Ульянов, наконец, оставил свою газету и посмотрел на Маркевича даже с каким-то подобием заинтересованности.
– Слушайте, Маркевич, у вас в конце концов есть моя записка. Не потеряли ещё? Распечатайте её и дело с концом.
– Как говорят англичане, это не спорт. Считайте, что я таким образом тренирую логическое мышление.
– Ну и в какой именно логический тупик завели вас ваши размышления на данную минуту? – спросил Ульянов.
– Кишинёвский погром.
Ульянов пожал плечами:
– А что с ним? Ах да, его упоминает Корвин в своём письме. Но мне это ни о чём не говорит, – то есть про этот позорнейший для России акт черносотенного вандализма я, разумеется, помню.

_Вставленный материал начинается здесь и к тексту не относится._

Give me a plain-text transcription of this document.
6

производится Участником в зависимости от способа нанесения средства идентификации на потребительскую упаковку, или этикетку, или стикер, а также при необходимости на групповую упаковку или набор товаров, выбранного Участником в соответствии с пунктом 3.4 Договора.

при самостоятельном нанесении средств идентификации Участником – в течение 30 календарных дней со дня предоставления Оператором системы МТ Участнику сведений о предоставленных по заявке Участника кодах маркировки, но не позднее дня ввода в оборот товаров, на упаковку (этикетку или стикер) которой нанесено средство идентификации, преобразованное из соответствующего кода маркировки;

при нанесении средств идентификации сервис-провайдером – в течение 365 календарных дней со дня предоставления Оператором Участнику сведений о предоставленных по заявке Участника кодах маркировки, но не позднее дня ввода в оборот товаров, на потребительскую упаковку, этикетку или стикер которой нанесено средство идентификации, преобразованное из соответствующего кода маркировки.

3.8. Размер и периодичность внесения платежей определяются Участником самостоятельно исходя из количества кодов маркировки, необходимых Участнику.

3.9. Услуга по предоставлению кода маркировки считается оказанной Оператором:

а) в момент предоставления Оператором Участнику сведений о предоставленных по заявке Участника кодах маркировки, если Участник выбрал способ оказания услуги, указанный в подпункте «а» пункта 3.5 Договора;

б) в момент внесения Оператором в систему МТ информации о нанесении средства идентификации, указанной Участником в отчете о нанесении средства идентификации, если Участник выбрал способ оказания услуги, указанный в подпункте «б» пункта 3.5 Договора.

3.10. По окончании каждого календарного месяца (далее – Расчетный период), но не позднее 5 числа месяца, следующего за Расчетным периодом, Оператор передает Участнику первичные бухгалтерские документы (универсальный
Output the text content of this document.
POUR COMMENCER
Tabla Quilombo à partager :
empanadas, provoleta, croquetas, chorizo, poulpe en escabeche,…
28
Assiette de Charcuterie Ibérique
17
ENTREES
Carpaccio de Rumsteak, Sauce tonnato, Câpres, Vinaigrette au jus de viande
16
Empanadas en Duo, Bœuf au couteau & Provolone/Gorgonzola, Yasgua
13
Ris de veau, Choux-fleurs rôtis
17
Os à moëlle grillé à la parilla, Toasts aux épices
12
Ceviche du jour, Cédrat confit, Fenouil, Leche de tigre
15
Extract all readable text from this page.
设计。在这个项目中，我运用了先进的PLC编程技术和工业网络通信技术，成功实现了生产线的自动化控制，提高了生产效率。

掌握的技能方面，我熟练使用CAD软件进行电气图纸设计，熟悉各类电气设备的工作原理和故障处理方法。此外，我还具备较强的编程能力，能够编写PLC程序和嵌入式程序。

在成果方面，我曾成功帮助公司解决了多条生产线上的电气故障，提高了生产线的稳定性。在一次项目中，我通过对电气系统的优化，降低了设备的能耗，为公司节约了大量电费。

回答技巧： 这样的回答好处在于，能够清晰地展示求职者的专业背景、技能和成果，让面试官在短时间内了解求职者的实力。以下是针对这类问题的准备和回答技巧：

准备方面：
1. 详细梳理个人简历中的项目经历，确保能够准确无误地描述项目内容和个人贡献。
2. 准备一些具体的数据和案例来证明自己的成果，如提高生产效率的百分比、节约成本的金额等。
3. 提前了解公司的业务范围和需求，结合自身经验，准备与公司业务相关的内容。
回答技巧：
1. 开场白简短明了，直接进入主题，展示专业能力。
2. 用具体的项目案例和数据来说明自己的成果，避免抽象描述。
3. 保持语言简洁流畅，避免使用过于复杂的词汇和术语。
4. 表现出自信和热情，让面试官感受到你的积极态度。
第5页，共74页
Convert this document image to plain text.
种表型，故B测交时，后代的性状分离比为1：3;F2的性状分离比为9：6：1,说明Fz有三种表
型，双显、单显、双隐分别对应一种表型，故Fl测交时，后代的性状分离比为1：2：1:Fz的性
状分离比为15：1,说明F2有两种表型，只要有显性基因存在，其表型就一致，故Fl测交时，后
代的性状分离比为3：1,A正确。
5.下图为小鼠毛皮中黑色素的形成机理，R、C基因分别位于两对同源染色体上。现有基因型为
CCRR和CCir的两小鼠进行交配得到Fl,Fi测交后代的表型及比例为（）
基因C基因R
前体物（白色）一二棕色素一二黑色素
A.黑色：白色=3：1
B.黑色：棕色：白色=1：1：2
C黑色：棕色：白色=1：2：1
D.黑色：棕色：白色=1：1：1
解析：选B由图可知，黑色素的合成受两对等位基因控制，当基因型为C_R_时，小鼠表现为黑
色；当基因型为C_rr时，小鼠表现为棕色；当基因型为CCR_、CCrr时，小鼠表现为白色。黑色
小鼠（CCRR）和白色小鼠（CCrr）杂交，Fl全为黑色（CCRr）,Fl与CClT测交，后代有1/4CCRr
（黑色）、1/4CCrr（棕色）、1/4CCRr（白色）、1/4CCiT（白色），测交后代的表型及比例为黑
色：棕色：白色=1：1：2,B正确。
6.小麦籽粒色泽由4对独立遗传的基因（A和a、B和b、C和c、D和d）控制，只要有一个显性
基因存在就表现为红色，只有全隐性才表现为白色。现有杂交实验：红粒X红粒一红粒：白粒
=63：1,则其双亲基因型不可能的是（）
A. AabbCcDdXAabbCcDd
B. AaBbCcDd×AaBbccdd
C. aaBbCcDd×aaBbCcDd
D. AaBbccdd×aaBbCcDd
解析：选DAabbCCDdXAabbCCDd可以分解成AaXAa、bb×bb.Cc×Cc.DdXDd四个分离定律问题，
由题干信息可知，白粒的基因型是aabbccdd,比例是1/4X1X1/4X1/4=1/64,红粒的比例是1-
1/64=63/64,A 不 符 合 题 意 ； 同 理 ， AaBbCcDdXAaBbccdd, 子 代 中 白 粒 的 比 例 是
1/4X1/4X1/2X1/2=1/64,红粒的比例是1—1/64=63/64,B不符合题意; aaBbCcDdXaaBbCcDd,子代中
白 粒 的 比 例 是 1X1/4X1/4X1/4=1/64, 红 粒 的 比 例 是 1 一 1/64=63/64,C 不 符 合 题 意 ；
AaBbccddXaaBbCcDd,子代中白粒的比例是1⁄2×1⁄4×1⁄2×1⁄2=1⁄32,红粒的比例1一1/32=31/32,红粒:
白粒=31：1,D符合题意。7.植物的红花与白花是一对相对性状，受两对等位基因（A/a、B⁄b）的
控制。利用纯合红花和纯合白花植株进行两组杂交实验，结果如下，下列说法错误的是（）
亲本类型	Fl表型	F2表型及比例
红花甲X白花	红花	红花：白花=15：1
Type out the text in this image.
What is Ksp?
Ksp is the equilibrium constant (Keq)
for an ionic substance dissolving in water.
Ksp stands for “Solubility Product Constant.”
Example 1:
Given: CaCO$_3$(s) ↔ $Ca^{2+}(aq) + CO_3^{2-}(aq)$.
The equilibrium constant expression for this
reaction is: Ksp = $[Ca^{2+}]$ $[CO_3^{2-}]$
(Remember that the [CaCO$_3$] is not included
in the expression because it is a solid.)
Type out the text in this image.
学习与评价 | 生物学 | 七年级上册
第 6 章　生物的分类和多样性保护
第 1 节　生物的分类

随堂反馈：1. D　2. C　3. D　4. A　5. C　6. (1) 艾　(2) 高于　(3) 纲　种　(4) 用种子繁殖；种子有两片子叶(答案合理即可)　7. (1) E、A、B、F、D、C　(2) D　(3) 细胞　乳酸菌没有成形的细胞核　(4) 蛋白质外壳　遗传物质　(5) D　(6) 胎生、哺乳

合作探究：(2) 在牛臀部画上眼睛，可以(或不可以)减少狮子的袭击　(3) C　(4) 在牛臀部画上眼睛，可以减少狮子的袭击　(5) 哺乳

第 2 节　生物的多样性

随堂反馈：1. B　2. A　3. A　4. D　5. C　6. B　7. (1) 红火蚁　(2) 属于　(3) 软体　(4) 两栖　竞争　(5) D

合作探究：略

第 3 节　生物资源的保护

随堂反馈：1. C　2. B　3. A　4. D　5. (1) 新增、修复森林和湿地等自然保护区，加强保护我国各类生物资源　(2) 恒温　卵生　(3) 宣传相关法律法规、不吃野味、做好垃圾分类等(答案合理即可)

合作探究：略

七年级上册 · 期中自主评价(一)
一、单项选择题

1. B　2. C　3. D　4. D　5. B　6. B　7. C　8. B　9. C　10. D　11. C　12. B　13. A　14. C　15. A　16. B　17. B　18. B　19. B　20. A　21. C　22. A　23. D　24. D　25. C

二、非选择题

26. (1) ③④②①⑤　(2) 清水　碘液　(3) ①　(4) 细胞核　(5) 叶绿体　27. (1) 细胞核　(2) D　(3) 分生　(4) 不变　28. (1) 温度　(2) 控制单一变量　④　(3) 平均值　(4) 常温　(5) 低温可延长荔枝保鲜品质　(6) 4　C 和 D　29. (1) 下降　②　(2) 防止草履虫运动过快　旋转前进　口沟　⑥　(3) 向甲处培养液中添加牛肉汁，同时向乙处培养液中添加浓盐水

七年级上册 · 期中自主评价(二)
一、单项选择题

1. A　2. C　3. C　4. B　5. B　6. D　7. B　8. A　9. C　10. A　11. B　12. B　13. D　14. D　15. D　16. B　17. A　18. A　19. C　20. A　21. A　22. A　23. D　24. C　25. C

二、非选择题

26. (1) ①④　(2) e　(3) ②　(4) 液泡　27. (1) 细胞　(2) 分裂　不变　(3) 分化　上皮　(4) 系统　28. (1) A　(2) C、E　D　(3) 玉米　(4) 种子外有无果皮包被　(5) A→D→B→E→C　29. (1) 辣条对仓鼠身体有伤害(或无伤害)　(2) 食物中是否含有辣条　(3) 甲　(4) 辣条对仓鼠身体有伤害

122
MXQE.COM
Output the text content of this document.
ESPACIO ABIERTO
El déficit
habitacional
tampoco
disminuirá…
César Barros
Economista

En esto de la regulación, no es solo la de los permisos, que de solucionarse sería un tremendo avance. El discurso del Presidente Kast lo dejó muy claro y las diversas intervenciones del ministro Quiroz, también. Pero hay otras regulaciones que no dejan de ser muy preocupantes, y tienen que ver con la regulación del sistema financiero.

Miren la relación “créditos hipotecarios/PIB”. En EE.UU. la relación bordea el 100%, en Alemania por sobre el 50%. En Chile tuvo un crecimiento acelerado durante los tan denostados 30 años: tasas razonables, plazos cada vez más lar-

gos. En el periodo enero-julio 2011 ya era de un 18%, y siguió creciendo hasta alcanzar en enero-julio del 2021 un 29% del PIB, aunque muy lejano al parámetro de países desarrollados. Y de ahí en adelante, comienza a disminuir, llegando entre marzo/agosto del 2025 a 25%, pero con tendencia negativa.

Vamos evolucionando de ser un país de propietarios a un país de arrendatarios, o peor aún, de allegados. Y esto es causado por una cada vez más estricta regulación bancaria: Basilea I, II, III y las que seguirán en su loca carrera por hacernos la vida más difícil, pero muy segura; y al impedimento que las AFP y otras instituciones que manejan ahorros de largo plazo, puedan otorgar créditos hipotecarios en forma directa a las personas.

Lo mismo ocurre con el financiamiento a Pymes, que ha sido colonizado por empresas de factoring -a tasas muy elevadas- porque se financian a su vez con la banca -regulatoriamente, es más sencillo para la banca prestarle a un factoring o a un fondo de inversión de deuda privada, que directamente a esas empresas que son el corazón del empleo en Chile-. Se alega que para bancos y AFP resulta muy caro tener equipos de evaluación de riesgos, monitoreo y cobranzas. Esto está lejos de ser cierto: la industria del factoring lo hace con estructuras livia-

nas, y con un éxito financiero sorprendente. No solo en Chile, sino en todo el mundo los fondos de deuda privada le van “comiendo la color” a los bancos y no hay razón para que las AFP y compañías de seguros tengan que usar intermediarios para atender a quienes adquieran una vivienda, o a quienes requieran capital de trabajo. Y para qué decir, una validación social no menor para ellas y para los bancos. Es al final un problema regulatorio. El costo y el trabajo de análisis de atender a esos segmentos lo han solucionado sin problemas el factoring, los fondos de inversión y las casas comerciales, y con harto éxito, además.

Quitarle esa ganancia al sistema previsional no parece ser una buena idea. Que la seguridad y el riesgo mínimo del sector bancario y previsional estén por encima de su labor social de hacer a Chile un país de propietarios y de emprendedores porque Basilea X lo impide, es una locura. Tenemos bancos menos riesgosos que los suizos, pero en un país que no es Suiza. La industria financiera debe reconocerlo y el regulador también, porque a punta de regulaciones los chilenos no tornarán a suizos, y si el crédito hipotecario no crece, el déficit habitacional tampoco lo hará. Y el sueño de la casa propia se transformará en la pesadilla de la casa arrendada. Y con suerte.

Но при чём тут Корвин?
– А дело меж тем громкое было, Владимир Ильич. Погром, как вы помните, имел место весной тысяча девятьсот третьего года, по-моему, в апреле. Корвин был в это время в Америке, выступал, кажется, с лекциями. Тема Кишинёва была у всех на устах, повсюду собирали деньги для бессарабских евреев, организовывались собрания в их пользу. На одно такое собрание пригласили Корвина, тот – как сейчас мы понимаем, скорее всего уже пребывавший в нервном своём расстройстве, – отказался в форме, показавшейся организаторам грубоватой. Тогда они подослали к Корвину корреспондента «Стандарда». Который в ответ на свой вопрос «Коли уж не хотите участвовать в собрании, так может быть просто пожертвуете бедным евреям, пострадавшим от царской власти?» услышал: «Всем жидам всё равно не спастись, покуда не настанет на Земле царство свободы». Репортёр, разумеется, оставил только первую часть фразы, вынес её в заголовок. Разразился страшный скандал. Представляете: Иоанн Кронштадтский, поп, антисемит, мракобес – осудил, а всемирно известный революционер – нет. Все несостоявшиеся лекции Корвина были отменены – разумеется, организаторами. Из Общества анархо-этатистов вышло несколько крупных фигур. Соратники Корвина советовали ему хотя бы задним числом пожертвовать деньги – тот категорически отказался и просто уехал в Европу, даже не пожелав объясниться. Правда всплыла только впоследствии.
– Да, теперь вспоминаю. Но при чем тут Фишер?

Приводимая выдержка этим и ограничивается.